第4章は、工業化の契機の特性がそのままその後の工業都市空間を規定していること、母都市への依存度合いは臨海型か内陸型かの工業立地に規定されること、品目・業種ごとに立地の地理的要因が異なり、そのことが生活空間発展の状況を規定していることを明らかにし、水島工業地帯を例に生産と生活の一体型計画の実践状況とその後の変容を明らかにしている。

第5章から第7章にかけては、京浜臨海部を対象に論じている。第5章は、埋め立て事業の経緯を軸にインフラ形成の特徴を明らかにしている。すなわち、京浜臨海部は百年に及ぶ埋め立ての積層、民間埋め立てから公営埋め立てへの移行、インフラ形成の多様性などの特色を有していることを明示している。

第6章は、ここ五十年間の京浜臨海部の変容を詳細に跡づけ、敷地の細分化、土地利用の混在化、流通拠点化、住宅圧力の増加など、工業空間の都市化が進行している様子を明確に描き出している。
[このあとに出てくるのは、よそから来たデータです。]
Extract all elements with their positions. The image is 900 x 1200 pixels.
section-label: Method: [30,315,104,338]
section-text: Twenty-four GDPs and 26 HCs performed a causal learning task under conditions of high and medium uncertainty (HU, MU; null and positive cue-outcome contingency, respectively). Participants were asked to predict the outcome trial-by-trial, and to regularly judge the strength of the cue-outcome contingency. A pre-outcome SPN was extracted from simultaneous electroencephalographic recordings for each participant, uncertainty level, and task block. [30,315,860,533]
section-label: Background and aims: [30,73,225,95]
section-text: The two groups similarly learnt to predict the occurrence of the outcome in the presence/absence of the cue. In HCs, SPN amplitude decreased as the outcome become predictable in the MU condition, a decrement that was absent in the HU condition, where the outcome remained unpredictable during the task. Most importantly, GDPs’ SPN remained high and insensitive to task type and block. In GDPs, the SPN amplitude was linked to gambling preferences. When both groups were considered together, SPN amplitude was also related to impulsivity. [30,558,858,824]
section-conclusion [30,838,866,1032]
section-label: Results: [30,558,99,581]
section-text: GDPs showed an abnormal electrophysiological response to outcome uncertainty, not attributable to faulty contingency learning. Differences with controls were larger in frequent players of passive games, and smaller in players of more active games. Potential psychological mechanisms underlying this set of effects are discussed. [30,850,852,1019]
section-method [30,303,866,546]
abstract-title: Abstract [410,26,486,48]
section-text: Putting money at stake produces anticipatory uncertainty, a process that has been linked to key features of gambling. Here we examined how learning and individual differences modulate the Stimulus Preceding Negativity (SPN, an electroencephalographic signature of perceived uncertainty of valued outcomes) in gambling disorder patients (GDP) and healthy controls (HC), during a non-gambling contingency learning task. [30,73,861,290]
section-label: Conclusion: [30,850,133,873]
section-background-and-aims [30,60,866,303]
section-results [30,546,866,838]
第7章は、前章で明らかにした傾向のうち、特に生活空間の状況に焦点をあて、散在する労務者住宅空間の形成と都市への浸透がすすんでいること、福利厚生施設が工業地帯内部に戻ってきていること、多様な機能を有する周辺市街地が形成されてきていることを明らかにしている。

以上をもとに結章である第8章では、工業都市空間が工場内包型から職住分離型へと変遷してきていること、生産と開発の分離によって生活空間供給主体が曖昧化してきていること、工業都市空間計画を総合都市戦略として意識することが少なかったことを系統立てて論じている。さらに、本来あるべき複合的リサーチパークへの展開可能性と工業都市空間計画の一般への公開や解放、これらを通して次世代の空間計画の中で工業都市空間を計画する新しい都市計画モデルを提起している。

以上、本論文はこれまで直接的に学位論文のテーマとして取り上げることのほとんどなかった日本の工業都市空間の計画概念とその変遷、そして工業都市空間形成の実践の歴史を詳細に跡づけた初めての論文として貴重である。とりわけ生活空間と生産空間との関係、およびその変容過程について細かく調査し、明らかにしたことは、この分野の研究に新しい考察の視点を提供するものとして高く評価することができるとともに、今後の工業都市の計画論を豊かなものにした点で特筆することができる。

よって本論文は博士(工学)の学位申請論文として合格と認められる。